Tokenize_atom equivalent that forces everything to lowercase atoms?

tokenize_atom/2 will convert any tokens in a sentence that start with an upper case letter to a quoted string:

https://www.swi-prolog.org/pldoc/doc_for?object=tokenize_atom/2

34 ?- tokenize_atom('The big dog.', R).
R = ['The', big, dog, '.'].

Is there a similar function that instead of doing this, will first lower case each token so you end up with a list of non-quoted atoms, at least for the words?

For example:

34 ?- tokenize_atom_hypothetical('The big dog.', R).
R = [the, big, dog, '.'].
1 Like

Even if there isn’t, it seems easy enough to do it:

tokenize_atom_and_downcase(A, Ts) :-
    tokenize_atom(A, Any_case),
    maplist(downcase_atom, Any_case, Ts).

With this:

?- tokenize_atom_and_downcase('The big dog ATE MY CAT!', Ts).
Ts = [the, big, dog, ate, my, cat, !].

Of course, if loosing information is not a problem:

?- downcase_atom('The big dog.',L),tokenize_atom(L,T).
L = 'the big dog.',
T = [the, big, dog, '.'].
3 Likes

Actually, I cannot think of an example where your solution works differently from first tokenizing and then downcasing. Are there unicode characters that would break this if you first downcase them?

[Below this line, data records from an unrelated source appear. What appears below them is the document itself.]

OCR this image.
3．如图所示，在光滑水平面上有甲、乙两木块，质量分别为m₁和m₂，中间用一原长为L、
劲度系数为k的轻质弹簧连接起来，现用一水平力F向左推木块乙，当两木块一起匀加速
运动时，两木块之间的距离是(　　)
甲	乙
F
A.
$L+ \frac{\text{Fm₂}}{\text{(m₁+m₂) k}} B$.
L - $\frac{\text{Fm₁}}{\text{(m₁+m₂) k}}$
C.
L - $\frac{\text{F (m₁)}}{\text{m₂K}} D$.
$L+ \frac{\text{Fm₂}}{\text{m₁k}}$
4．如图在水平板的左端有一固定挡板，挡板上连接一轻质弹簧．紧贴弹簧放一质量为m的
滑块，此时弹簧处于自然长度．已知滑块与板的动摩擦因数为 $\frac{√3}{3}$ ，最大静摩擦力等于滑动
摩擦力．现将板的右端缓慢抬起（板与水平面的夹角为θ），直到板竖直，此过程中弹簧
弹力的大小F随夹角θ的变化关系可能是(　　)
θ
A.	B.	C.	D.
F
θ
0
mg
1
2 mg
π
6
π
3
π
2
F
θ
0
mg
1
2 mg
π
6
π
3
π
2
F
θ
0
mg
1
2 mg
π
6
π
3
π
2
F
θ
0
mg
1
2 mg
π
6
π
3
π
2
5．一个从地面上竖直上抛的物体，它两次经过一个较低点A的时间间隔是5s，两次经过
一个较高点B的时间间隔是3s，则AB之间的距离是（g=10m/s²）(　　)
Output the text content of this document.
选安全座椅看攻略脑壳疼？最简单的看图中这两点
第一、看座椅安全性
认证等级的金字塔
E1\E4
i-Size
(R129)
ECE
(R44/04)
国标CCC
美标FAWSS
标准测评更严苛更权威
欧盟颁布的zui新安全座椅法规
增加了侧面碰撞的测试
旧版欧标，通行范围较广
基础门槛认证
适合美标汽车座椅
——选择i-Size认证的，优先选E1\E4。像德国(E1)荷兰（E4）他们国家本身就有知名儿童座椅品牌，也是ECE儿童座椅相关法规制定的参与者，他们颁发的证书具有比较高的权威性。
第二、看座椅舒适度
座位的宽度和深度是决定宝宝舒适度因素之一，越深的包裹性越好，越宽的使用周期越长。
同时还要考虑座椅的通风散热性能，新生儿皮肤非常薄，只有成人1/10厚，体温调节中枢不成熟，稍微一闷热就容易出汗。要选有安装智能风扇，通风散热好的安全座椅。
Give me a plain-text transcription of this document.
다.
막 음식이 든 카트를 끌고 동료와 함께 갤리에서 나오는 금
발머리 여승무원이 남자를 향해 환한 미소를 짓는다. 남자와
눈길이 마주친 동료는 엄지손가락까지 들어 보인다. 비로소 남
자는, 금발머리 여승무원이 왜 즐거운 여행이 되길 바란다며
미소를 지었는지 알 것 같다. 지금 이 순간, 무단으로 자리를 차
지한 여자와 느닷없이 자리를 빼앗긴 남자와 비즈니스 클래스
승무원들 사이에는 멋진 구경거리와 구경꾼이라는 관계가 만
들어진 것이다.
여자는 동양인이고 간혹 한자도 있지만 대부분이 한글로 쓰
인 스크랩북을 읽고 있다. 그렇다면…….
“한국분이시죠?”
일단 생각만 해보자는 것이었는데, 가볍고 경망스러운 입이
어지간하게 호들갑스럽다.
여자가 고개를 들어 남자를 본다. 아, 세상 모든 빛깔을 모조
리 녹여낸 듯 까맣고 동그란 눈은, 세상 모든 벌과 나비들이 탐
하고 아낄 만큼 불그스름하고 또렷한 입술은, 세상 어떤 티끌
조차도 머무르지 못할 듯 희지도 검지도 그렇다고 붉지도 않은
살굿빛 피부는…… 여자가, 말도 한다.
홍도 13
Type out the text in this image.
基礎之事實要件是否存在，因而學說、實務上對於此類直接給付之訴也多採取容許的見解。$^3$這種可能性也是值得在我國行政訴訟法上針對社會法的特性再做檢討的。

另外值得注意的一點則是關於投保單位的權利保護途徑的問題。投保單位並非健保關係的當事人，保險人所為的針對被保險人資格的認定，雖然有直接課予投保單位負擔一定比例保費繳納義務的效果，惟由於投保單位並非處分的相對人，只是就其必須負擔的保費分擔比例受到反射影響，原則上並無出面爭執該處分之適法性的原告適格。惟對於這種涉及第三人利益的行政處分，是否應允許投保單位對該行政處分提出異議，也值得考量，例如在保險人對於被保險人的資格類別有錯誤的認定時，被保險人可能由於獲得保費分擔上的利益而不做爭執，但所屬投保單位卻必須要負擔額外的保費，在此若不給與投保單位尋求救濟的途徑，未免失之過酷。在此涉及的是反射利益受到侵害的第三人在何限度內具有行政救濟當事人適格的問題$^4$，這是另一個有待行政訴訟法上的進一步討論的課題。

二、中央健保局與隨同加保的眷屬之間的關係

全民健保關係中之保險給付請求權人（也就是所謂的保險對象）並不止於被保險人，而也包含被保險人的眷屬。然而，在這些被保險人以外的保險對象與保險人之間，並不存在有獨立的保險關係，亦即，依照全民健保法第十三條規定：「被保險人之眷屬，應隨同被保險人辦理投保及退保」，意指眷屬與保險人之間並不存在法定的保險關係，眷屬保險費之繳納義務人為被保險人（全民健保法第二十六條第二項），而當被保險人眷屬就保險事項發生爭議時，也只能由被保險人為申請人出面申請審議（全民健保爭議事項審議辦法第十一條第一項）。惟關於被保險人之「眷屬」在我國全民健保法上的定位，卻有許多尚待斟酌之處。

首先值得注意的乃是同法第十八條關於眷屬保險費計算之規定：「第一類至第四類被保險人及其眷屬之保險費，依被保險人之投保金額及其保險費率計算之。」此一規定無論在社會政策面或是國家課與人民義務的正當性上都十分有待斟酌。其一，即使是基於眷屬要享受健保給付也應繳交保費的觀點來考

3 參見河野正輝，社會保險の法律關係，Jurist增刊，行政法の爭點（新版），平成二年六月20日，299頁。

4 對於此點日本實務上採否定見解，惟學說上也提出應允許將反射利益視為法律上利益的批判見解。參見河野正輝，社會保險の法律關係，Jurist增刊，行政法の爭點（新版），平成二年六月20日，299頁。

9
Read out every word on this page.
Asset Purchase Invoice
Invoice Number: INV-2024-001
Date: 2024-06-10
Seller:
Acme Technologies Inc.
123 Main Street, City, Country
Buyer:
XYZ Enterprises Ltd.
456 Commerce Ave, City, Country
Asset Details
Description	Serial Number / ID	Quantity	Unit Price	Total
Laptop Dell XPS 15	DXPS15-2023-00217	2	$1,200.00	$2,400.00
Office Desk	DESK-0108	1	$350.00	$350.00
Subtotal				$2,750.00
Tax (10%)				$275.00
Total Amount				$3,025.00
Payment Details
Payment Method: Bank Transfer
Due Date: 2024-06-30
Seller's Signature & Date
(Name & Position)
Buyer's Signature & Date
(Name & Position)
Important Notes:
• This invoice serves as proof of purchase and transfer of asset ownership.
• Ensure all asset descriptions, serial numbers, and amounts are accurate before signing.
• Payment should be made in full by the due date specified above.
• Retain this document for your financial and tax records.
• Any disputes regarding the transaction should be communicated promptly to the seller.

I think that shouldn’t be the case. SWI-Prolog’s native Unicode handling is incomplete. It can merely pass on Unicode code points (on Windows limited to 16 bits) and do simple one-character classification and case folding. The SWI-Prolog Unicode library provides more advanced features.

2 Likes

SQL is case insensitive, but actually, quoted data should preserve the casing, lost by my solution. Yours works better, in this respect.

I see (I think). So you mean that there can be additional logic after tokenizing but before downcasing. Fair point.